Distributions

Percentiles and Latency: Comparing P50, P95, P99 Correctly

How to properly compare percentile metrics like latency P50, P95, and P99 across groups. Learn about bootstrap inference, quantile regression, and the pitfalls of naive percentile comparisons.

Jan 2610 min readstatstest_flow Distributions Supporting

Percentiles and Latency: Comparing P50, P95, P99 Correctly

Quick Hits

•Percentile standard errors aren't simple—bootstrap is the go-to method
•Comparing P95/P99 requires much larger samples than comparing means
•Quantile regression lets you model percentiles as functions of covariates
•Don't just compare point estimates—quantify uncertainty properly
•Mean latency can improve while P99 gets worse (and vice versa)

TL;DR

Percentile metrics (P50, P95, P99) are essential for latency and performance analysis, but comparing them requires care. Unlike means, percentile standard errors don't have simple formulas—use bootstrap for confidence intervals. High percentiles (P95, P99) need much larger samples because few observations fall in the tail. Quantile regression models percentiles as functions of covariates. This guide covers proper inference for percentile comparisons in product analytics.

Why Percentiles Matter

The Problem with Means

Latency distributions are typically:

Right-skewed: Most requests are fast, some are slow
Heavy-tailed: Occasional very slow requests
Multi-modal: Different code paths have different speeds

Mean latency is dominated by the tail. One 10-second timeout in 1000 requests adds 10ms to mean latency—misleading when 99% of requests complete in <100ms.

What Percentiles Tell You

Metric	Interpretation	Use Case
P50 (median)	Typical user experience	Dashboard headline
P75	Upper-normal experience	Performance budgets
P95	Worst 5% of users	SLA monitoring
P99	Edge cases, one in 100	Critical path alerts
P99.9	Extreme tail	Debugging, capacity

Different Percentiles, Different Stories

Scenario A: Mean improves, P99 worsens
- Old: P50=50ms, P99=500ms, Mean=80ms
- New: P50=45ms, P99=800ms, Mean=75ms
- Typical users faster, but worst cases much worse

Scenario B: Mean worsens, P99 improves
- Old: P50=50ms, P99=2000ms, Mean=100ms
- New: P50=55ms, P99=400ms, Mean=110ms
- Typical users slightly slower, but no more catastrophic delays

Bootstrap for Percentile Confidence Intervals

The Method

Resample data with replacement (same size as original)
Compute percentile on resampled data
Repeat 1000+ times
Use distribution of bootstrap percentiles for CI

Implementation

import numpy as np
from scipy import stats


def bootstrap_percentile_ci(data, percentile, n_bootstrap=2000, alpha=0.05):
    """
    Bootstrap confidence interval for a percentile.

    Parameters:
    -----------
    data : array-like
        Sample data
    percentile : float
        Percentile to estimate (0-100)
    n_bootstrap : int
        Number of bootstrap resamples
    alpha : float
        Significance level (0.05 for 95% CI)

    Returns:
    --------
    dict with point estimate and CI bounds
    """
    data = np.asarray(data)
    n = len(data)

    # Point estimate
    point_est = np.percentile(data, percentile)

    # Bootstrap
    bootstrap_percentiles = []
    for _ in range(n_bootstrap):
        resample = np.random.choice(data, size=n, replace=True)
        bootstrap_percentiles.append(np.percentile(resample, percentile))

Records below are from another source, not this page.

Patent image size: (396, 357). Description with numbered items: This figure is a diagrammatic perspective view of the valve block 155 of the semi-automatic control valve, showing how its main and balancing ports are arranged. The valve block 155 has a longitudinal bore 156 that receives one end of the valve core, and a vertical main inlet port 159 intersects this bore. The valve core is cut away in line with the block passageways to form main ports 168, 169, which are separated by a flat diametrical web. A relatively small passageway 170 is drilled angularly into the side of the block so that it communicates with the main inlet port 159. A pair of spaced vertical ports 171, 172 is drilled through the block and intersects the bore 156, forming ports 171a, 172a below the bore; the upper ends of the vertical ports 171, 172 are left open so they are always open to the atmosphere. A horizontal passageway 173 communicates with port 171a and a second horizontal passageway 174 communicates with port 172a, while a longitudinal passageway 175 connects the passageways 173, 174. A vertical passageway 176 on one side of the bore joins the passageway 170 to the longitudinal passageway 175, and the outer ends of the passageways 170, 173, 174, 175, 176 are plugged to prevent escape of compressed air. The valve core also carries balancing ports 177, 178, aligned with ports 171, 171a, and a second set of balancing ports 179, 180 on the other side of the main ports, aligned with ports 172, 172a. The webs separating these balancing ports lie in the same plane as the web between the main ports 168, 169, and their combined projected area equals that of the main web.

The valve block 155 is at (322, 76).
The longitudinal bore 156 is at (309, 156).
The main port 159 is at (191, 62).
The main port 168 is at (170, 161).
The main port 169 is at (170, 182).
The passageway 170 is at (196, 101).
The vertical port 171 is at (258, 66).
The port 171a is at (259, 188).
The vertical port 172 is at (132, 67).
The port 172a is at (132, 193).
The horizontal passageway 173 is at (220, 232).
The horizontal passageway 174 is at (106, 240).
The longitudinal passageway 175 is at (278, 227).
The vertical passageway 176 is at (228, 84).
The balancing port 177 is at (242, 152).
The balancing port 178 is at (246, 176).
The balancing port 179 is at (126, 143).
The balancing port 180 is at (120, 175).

    bootstrap_percentiles = np.array(bootstrap_percentiles)

    # Percentile method CI
    ci_lower = np.percentile(bootstrap_percentiles, 100 * alpha / 2)
    ci_upper = np.percentile(bootstrap_percentiles, 100 * (1 - alpha / 2))

    # BCa-corrected CI (more accurate)
    z0 = stats.norm.ppf(np.mean(bootstrap_percentiles < point_est))

    # Jackknife for acceleration
    jackknife_percentiles = []
    for i in range(n):
        jackknife_sample = np.delete(data, i)
        jackknife_percentiles.append(np.percentile(jackknife_sample, percentile))

    jackknife_percentiles = np.array(jackknife_percentiles)
    jack_mean = jackknife_percentiles.mean()
    acc = np.sum((jack_mean - jackknife_percentiles)**3) / \
          (6 * np.sum((jack_mean - jackknife_percentiles)**2)**1.5 + 1e-10)

    # BCa adjustments
    z_alpha_lower = stats.norm.ppf(alpha / 2)
    z_alpha_upper = stats.norm.ppf(1 - alpha / 2)

    a1 = stats.norm.cdf(z0 + (z0 + z_alpha_lower) / (1 - acc * (z0 + z_alpha_lower)))
    a2 = stats.norm.cdf(z0 + (z0 + z_alpha_upper) / (1 - acc * (z0 + z_alpha_upper)))

    ci_lower_bca = np.percentile(bootstrap_percentiles, 100 * a1)
    ci_upper_bca = np.percentile(bootstrap_percentiles, 100 * a2)

    return {
        'percentile': percentile,
        'point_estimate': point_est,
        'ci_lower': ci_lower,
        'ci_upper': ci_upper,
        'ci_lower_bca': ci_lower_bca,
        'ci_upper_bca': ci_upper_bca,
        'se': bootstrap_percentiles.std()
    }


# Example: Latency data
np.random.seed(42)

# Simulate log-normal latency (ms)
latency = np.random.lognormal(mean=4, sigma=0.8, size=5000)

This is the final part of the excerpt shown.